The Bible and the Seventeenth-Century Revolution
Уинстэнли отождествлял образы пустыни и сада с нормандским игом. Он видел в человеке, “который огораживает себя на земле и огораживает своего брата”, врага Христу; те, кто “дает землю одним и отказывает в земле другим”, — все они “все еще поддерживают завоевание”[577]. Уинстэнли думал, что “деньги больше не должны... быть великим богом, который ограждает одних и выставляет за ограду других”[578]. Квакер Эдвард Бэрроу говорил, что отгороженные места в церкви огорожены, подобно полям: “выделенные места для богатых, с замком и ключом, чтобы не пускать туда бедных”[579]. Трэхерн, который всегда был одержим отношениями собственности, связывал Проклятую и придуманную собственность —
Изгороди, рвы, ограничения, оковы —
с грехопадением[580] . Когда пираты устроили коммуну на Мадагаскаре (говорит “История пиратов”), они постановили, что “ни одна изгородь не должна ограждать владения отдельного человека”, и тем демонстрировали свой эгалитаризм[581].
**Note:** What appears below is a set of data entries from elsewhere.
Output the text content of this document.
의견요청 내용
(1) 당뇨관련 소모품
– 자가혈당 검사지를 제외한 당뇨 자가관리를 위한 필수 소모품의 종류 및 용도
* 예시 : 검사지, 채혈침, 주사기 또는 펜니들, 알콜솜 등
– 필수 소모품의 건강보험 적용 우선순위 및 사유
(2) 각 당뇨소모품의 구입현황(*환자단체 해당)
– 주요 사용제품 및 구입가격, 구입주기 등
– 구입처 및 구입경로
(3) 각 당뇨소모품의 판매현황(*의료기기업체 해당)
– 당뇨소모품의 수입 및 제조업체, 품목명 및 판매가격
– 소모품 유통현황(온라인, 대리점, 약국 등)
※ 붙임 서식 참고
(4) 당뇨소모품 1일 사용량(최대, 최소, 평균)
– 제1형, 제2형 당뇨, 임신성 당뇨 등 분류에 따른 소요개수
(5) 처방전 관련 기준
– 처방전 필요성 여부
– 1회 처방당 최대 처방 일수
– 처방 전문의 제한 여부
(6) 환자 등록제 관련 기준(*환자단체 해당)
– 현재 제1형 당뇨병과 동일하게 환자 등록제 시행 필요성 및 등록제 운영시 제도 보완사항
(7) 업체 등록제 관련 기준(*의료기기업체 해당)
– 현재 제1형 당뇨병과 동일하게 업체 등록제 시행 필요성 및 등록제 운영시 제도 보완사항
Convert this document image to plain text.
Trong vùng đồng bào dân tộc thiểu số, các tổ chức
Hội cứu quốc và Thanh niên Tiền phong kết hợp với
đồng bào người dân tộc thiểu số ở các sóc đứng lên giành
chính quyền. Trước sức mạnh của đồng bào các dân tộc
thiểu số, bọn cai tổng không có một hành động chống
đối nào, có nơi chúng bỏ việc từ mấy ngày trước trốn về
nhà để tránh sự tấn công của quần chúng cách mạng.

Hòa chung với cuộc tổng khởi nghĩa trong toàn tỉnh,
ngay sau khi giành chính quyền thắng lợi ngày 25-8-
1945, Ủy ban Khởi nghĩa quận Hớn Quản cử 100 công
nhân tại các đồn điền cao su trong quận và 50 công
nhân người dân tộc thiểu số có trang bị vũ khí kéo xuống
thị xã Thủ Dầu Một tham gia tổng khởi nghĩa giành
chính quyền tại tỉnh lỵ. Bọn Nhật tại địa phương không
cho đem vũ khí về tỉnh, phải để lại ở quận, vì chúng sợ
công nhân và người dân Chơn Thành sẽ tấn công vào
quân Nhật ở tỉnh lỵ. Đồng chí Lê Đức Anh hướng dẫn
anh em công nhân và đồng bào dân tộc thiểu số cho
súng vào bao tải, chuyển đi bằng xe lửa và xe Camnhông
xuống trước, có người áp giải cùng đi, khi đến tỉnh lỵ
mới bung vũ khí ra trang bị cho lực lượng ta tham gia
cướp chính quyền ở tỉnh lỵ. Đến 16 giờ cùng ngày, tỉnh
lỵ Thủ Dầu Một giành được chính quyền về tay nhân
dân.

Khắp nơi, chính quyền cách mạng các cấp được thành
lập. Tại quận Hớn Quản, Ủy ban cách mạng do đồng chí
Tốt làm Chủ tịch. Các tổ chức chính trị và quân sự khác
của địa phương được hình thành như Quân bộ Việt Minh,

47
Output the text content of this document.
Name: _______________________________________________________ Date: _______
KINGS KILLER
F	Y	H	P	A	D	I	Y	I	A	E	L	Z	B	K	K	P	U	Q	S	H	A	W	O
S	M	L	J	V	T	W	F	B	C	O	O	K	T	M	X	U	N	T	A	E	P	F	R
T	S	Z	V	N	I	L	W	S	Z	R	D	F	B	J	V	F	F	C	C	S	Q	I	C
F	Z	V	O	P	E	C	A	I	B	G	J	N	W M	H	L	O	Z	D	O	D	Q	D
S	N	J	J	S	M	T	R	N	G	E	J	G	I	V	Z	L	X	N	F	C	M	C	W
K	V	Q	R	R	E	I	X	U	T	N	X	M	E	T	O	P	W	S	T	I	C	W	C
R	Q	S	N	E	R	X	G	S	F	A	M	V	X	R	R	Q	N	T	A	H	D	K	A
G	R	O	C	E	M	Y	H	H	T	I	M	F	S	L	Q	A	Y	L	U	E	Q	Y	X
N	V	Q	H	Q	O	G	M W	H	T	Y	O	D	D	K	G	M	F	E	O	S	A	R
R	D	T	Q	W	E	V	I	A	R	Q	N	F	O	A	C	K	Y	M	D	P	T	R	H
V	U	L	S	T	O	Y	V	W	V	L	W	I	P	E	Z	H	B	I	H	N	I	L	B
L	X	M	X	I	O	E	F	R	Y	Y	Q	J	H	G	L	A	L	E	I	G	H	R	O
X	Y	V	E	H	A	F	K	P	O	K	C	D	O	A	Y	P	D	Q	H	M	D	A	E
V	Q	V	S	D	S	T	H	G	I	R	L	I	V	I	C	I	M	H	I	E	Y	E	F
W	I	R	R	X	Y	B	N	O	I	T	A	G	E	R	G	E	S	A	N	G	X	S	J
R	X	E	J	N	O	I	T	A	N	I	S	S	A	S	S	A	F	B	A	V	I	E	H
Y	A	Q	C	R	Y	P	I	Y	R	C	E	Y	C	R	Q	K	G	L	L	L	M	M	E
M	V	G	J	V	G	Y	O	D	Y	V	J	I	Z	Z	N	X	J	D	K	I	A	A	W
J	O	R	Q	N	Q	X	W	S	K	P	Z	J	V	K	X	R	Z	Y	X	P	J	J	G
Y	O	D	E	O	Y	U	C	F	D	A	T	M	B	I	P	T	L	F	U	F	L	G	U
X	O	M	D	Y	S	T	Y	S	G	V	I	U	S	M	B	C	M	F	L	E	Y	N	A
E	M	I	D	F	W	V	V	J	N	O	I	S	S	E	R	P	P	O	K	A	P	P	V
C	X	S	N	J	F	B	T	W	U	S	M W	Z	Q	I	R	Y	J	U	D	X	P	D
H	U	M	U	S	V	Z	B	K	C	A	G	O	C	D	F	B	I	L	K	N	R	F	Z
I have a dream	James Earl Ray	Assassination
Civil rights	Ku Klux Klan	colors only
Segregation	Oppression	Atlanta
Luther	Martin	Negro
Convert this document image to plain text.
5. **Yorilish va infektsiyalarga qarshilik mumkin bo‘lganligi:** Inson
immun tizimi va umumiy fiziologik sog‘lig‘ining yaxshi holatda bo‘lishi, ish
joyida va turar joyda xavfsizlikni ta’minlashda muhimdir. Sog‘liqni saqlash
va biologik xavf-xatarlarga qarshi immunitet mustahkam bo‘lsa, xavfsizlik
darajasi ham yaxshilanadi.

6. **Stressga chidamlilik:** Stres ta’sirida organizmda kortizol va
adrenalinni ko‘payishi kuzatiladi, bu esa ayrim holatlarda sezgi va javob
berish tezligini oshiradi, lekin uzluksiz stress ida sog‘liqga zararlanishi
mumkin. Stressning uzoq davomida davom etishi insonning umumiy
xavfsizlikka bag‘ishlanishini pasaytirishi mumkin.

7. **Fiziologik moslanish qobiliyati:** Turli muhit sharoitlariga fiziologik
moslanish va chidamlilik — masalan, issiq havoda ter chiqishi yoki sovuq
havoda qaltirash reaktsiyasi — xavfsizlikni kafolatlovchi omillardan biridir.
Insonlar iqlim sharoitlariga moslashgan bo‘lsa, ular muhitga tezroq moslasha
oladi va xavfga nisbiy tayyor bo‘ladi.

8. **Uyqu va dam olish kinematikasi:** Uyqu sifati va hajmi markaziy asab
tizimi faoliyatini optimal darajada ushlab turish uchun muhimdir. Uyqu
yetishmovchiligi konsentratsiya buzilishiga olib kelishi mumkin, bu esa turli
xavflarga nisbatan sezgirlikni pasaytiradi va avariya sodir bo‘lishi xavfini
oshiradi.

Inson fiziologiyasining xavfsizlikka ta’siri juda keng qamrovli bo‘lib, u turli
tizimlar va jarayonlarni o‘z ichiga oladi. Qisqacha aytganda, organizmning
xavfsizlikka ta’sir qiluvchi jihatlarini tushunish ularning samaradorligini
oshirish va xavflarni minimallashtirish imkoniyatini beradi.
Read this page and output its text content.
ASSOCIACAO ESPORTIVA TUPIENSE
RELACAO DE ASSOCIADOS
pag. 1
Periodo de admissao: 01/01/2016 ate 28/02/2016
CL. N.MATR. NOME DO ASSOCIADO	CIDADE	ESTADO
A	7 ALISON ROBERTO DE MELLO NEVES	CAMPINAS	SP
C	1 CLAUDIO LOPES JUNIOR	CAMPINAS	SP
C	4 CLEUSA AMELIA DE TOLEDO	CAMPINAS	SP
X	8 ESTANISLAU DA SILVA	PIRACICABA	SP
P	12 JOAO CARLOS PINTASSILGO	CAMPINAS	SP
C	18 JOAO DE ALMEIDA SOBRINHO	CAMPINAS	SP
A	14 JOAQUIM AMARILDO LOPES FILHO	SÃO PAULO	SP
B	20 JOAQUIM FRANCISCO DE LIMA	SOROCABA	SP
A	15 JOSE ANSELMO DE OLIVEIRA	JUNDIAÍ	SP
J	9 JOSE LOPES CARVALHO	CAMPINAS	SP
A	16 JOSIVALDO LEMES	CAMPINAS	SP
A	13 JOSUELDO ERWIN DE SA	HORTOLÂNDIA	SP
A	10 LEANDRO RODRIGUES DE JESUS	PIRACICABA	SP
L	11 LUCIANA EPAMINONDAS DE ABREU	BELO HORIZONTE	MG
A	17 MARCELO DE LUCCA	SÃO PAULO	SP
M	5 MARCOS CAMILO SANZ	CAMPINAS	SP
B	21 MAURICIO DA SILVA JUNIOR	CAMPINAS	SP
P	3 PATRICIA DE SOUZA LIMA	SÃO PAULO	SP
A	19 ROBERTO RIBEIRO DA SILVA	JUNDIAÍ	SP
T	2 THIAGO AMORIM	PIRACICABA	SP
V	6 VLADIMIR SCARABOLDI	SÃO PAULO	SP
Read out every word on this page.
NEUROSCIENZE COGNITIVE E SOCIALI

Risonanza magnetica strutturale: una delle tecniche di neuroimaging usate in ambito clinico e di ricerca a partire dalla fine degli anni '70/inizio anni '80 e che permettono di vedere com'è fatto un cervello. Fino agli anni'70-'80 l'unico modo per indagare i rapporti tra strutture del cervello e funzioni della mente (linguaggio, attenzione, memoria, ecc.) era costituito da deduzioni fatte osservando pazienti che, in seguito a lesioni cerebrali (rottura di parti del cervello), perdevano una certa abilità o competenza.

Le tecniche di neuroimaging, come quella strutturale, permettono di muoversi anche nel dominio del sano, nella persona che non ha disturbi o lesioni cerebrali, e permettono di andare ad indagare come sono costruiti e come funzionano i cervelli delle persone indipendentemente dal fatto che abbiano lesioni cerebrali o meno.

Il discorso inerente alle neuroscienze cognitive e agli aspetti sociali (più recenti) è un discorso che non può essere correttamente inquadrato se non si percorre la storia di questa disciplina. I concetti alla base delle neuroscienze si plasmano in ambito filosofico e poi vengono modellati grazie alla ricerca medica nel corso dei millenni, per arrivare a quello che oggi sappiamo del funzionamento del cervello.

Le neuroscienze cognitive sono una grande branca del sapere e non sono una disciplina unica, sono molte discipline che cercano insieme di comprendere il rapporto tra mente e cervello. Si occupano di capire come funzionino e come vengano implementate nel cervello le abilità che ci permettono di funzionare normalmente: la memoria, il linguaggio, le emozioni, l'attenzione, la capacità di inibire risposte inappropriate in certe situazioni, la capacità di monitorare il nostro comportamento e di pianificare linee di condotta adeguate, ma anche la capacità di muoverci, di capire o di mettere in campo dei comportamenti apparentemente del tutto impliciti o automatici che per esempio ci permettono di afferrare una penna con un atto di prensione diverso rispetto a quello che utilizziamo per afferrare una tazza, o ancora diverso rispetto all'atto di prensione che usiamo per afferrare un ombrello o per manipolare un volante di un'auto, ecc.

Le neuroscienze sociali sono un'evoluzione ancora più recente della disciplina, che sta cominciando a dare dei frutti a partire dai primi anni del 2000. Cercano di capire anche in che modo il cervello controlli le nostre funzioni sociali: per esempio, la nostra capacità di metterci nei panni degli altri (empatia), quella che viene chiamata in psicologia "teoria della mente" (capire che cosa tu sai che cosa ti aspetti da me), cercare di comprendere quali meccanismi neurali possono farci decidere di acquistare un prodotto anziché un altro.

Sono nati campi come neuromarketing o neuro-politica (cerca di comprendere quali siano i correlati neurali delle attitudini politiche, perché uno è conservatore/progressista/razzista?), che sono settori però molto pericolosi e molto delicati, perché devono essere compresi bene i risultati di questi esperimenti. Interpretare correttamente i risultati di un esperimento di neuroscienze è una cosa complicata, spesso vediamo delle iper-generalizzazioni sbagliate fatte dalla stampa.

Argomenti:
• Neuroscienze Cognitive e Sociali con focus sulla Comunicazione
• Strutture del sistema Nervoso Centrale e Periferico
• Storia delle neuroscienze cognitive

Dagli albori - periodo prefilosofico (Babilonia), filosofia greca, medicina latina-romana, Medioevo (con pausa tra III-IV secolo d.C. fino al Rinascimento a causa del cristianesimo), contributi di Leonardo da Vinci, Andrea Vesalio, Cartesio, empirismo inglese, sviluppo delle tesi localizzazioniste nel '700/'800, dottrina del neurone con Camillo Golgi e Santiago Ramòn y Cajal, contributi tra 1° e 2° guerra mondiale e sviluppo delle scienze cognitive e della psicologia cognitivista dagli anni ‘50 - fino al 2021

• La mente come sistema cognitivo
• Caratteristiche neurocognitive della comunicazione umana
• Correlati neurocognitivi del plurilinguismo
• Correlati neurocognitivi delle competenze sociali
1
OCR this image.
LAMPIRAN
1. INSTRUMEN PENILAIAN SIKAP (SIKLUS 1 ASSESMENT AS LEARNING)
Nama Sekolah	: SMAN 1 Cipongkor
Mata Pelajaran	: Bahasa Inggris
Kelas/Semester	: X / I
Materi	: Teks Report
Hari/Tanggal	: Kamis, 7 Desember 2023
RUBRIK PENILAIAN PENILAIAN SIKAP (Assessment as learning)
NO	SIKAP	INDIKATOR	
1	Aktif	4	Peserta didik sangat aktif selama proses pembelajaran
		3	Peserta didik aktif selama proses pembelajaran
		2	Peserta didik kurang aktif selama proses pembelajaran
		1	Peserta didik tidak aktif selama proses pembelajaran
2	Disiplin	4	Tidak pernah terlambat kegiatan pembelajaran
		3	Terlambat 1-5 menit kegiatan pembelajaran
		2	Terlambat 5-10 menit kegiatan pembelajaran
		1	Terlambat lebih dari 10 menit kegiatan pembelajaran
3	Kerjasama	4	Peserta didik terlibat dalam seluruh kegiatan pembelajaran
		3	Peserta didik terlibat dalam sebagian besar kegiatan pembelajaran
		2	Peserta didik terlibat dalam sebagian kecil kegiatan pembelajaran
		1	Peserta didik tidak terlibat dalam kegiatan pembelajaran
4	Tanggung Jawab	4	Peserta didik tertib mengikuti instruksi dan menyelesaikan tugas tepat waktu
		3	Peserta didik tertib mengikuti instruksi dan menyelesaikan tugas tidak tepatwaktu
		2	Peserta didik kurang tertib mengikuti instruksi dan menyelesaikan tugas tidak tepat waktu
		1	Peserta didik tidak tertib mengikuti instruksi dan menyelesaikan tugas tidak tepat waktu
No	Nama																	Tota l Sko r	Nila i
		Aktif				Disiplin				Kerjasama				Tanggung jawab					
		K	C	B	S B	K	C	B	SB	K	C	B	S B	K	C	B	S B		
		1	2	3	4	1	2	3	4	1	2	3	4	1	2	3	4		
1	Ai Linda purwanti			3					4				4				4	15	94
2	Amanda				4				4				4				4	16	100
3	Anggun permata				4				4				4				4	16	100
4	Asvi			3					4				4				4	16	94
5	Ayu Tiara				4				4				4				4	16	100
Сэр Уолтер Рэли смотрел на колонии как на место свалки для излишне расплодившихся бродяг и тем самым как на решение проблемы народонаселения в Англии, а также судьбы младших сыновей джентри; Хэклюит подтверждал колонизацию библейским авторитетом и подчеркивал разницу между добродетельными английскими колонистами и жестокими испанскими завоевателями[582]. Ирландия, начиная со Спенсера и далее, стала пробным камнем для религиозных обоснований колонизации. Ирландцам недоставало “цивильности”, как и истинной религии: они не возделывали почву регулярно, установленным образом, и их сексуальные нравы были отвратительны. “Они такие бесчеловечные и неподобающие люди, что мы сначала должны примирить их с нашей естественной человечностью и с их собственным разумом”, перед тем как надеяться обратить их в истинную веру[583] . Оуэн Роу О’Нейл сам говорил, что ирландский народ “немногим лучше в своих нравах, чем самые дикие индейцы”[584]. Символизм пустыни и сада стал особенно уместным в Новой Англии[585]. Аналогия с сорока годами, которые народ Божий должен был провести в пустыне, постоянно подчеркивалась: “Мы приведены из тучной земли в пустыню”[586]. Пим говорил о тех, кто “бежал в пустыню иного света” в поисках религиозной свободы[587]. “Разве путь к Ханаану не ведет через пустыню?” — спрашивал Ричард Мезер в своей прощальной проповеди[588]. Но некоторые видели в Новой Англии потенциальный рай[589].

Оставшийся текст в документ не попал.